Forget Dwayne Johnson. Mr. Linklater's task was Herculean: Over 12 years and 4,200 or so days of production, he shot 143 scenes on 39 or 40 days and filmed the maturation of a boy from age 6 to college.

The world learned that his experiment had succeeded, in a glorious way, in January when "Boyhood" premiered at the Sundance Film Festival. He knew early on. Very early on. "I felt it was working the way I wanted it to work in year two," he said.

"To see it with an audience of a thousand people and to feel that connection they were having with it was special. It was the spirit of what we were trying to do, so, yeah, it was kind of great. Kind of wonderful."

The filmmaker gave Matthew McConaughey his indie debut and signature line of "All right, all right, all right" with 1993's "Dazed and Confused," and he collaborated with Jack Black on "School of Rock" and "Bernie."

He and Mr. Hawke and Julie Delpy created the trilogy "Before Sunrise," "Before Sunset" and "Before Midnight," introducing and revisiting a couple during an 18-year period. Here, he reunited with Mr. Hawke and with Ms. Arquette, who appeared in his "Fast Food Nation," and rolled the dice with Ellar, who will turn 20 in late August.

Mr. Linklater could deny his daughter's early request to kill off her character, but was there a loophole if the director or the Coltranes changed their minds? No, they didn't need one and couldn't have forced anyone to sign a contract for a project that's longer than seven years.

"We were just all in. Everyone was committed. It was just one of those life projects, you just have to jump in and commit."

Others viewed "Boyhood" through a prism of risk. What if Ellar quit the project? Grew up to be a jerk?

"Fill in the blank. What if, what if. We all saw it as this kind of extraordinary opportunity to tell a story," Mr. Linklater said, with characters who had 12-year arcs.

"It was just part of our lives. It was designed to, incrementally, go wherever the kids went. Adapt to who they were becoming. Ellar, I told him, it was going to go where he went. That's not him at the beginning of the movie but, by the end, that's kind of him, to some degree."

He wasn't starting college as his character, Mason, is, but it was the "essence of him."

The director had no special ritual when "Boyhood" shooting resumed each year, typically in the summer to accommodate schedules. "It just wasn't hard. We just picked up right where we left off.

"Like you have friends and family, maybe you don't see them for a year, five years, the older you get and then, just, boom! One sentence in, you're back on the same page you were on when you last spoke."

Besides, he said, the project was never on a "super back burner."

"At the end of every year, I would talk to everyone and say, 'Here's what happens next year, be thinking about this or that.' Give little assignments and a heads up on what's coming next."

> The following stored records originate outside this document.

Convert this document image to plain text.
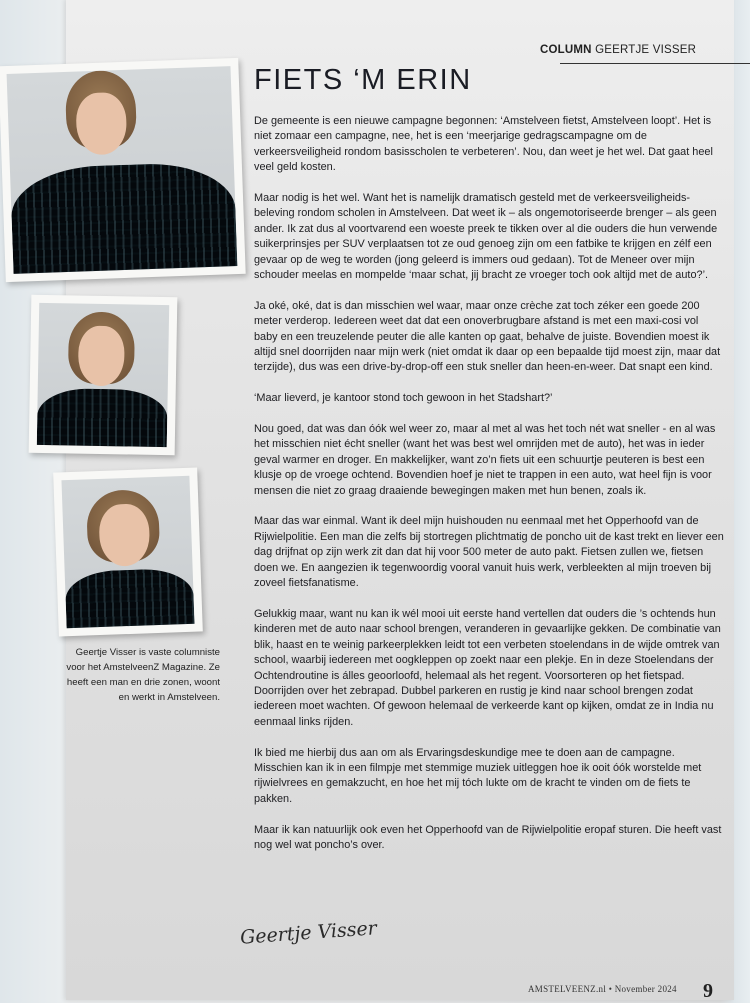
COLUMN GEERTJE VISSER
FIETS ‘M ERIN

De gemeente is een nieuwe campagne begonnen: ‘Amstelveen fietst, Amstelveen loopt’. Het is niet zomaar een campagne, nee, het is een ‘meerjarige gedragscampagne om de verkeersveiligheid rondom basisscholen te verbeteren’. Nou, dan weet je het wel. Dat gaat heel veel geld kosten.

Maar nodig is het wel. Want het is namelijk dramatisch gesteld met de verkeersveiligheids-beleving rondom scholen in Amstelveen. Dat weet ik – als ongemotoriseerde brenger – als geen ander. Ik zat dus al voortvarend een woeste preek te tikken over al die ouders die hun verwende suikerprinsjes per SUV verplaatsen tot ze oud genoeg zijn om een fatbike te krijgen en zélf een gevaar op de weg te worden (jong geleerd is immers oud gedaan). Tot de Meneer over mijn schouder meelas en mompelde ‘maar schat, jij bracht ze vroeger toch ook altijd met de auto?’.

Ja oké, oké, dat is dan misschien wel waar, maar onze crèche zat toch zéker een goede 200 meter verderop. Iedereen weet dat dat een onoverbrugbare afstand is met een maxi-cosi vol baby en een treuzelende peuter die alle kanten op gaat, behalve de juiste. Bovendien moest ik altijd snel doorrijden naar mijn werk (niet omdat ik daar op een bepaalde tijd moest zijn, maar dat terzijde), dus was een drive-by-drop-off een stuk sneller dan heen-en-weer. Dat snapt een kind.

‘Maar lieverd, je kantoor stond toch gewoon in het Stadshart?’

Nou goed, dat was dan óók wel weer zo, maar al met al was het toch nét wat sneller - en al was het misschien niet écht sneller (want het was best wel omrijden met de auto), het was in ieder geval warmer en droger. En makkelijker, want zo’n fiets uit een schuurtje peuteren is best een klusje op de vroege ochtend. Bovendien hoef je niet te trappen in een auto, wat heel fijn is voor mensen die niet zo graag draaiende bewegingen maken met hun benen, zoals ik.

Maar das war einmal. Want ik deel mijn huishouden nu eenmaal met het Opperhoofd van de Rijwielpolitie. Een man die zelfs bij stortregen plichtmatig de poncho uit de kast trekt en liever een dag drijfnat op zijn werk zit dan dat hij voor 500 meter de auto pakt. Fietsen zullen we, fietsen doen we. En aangezien ik tegenwoordig vooral vanuit huis werk, verbleekten al mijn troeven bij zoveel fietsfanatisme.

Gelukkig maar, want nu kan ik wél mooi uit eerste hand vertellen dat ouders die ’s ochtends hun kinderen met de auto naar school brengen, veranderen in gevaarlijke gekken. De combinatie van blik, haast en te weinig parkeerplekken leidt tot een verbeten stoelendans in de wijde omtrek van school, waarbij iedereen met oogkleppen op zoekt naar een plekje. En in deze Stoelendans der Ochtendroutine is álles geoorloofd, helemaal als het regent. Voorsorteren op het fietspad. Doorrijden over het zebrapad. Dubbel parkeren en rustig je kind naar school brengen zodat iedereen moet wachten. Of gewoon helemaal de verkeerde kant op kijken, omdat ze in India nu eenmaal links rijden.

Ik bied me hierbij dus aan om als Ervaringsdeskundige mee te doen aan de campagne. Misschien kan ik in een filmpje met stemmige muziek uitleggen hoe ik ooit óók worstelde met rijwielvrees en gemakzucht, en hoe het mij tóch lukte om de kracht te vinden om de fiets te pakken.

Maar ik kan natuurlijk ook even het Opperhoofd van de Rijwielpolitie eropaf sturen. Die heeft vast nog wel wat poncho’s over.

Geertje Visser
AMSTELVEENZ.nl • November 2024 9
Geertje Visser is vaste columniste voor het AmstelveenZ Magazine. Ze heeft een man en drie zonen, woont en werkt in Amstelveen.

It was incremental but persistent with, essentially, a dozen different scripts for each slice of filming. "It was using the luxury of time that was offered us in this production, by its very nature. It wouldn't have made sense to be trying to adhere to something that was written years before."

The idea behind "Boyhood" was beautifully simple and yet complex: Tell a story about growing up, the slow emergence of self and how things change.

Most movies about children are limited to a moment in time, as with stories about a special summer or defining event. That's because you cannot say to a 7-year-old, oh, in these next scenes you will be 17 the way an adult can age years or even decades on screen.

"I kind of had given up on the idea when this big idea hit me. If we shot a little bit, we could cover the whole thing." A broader cinematic canvas would allow him to show the process of how you change as you grow up and how you mature as a parent.

The calendar year 2014 was the first in a dozen years that Mr. Linklater hasn't reunited with the characters of Mason, sister Samantha, their parents and assorted partners. The last scenes were shot in October 2013.

"We haven't even been a year of not shooting. We haven't even processed it. People ask me, what's it feel like to be over?

"I go, I don't even know if it's over. It doesn't feel over. It will have to be more than a year goes by where we don't shoot that I will maybe accept that the film's done. Even though it's in theaters."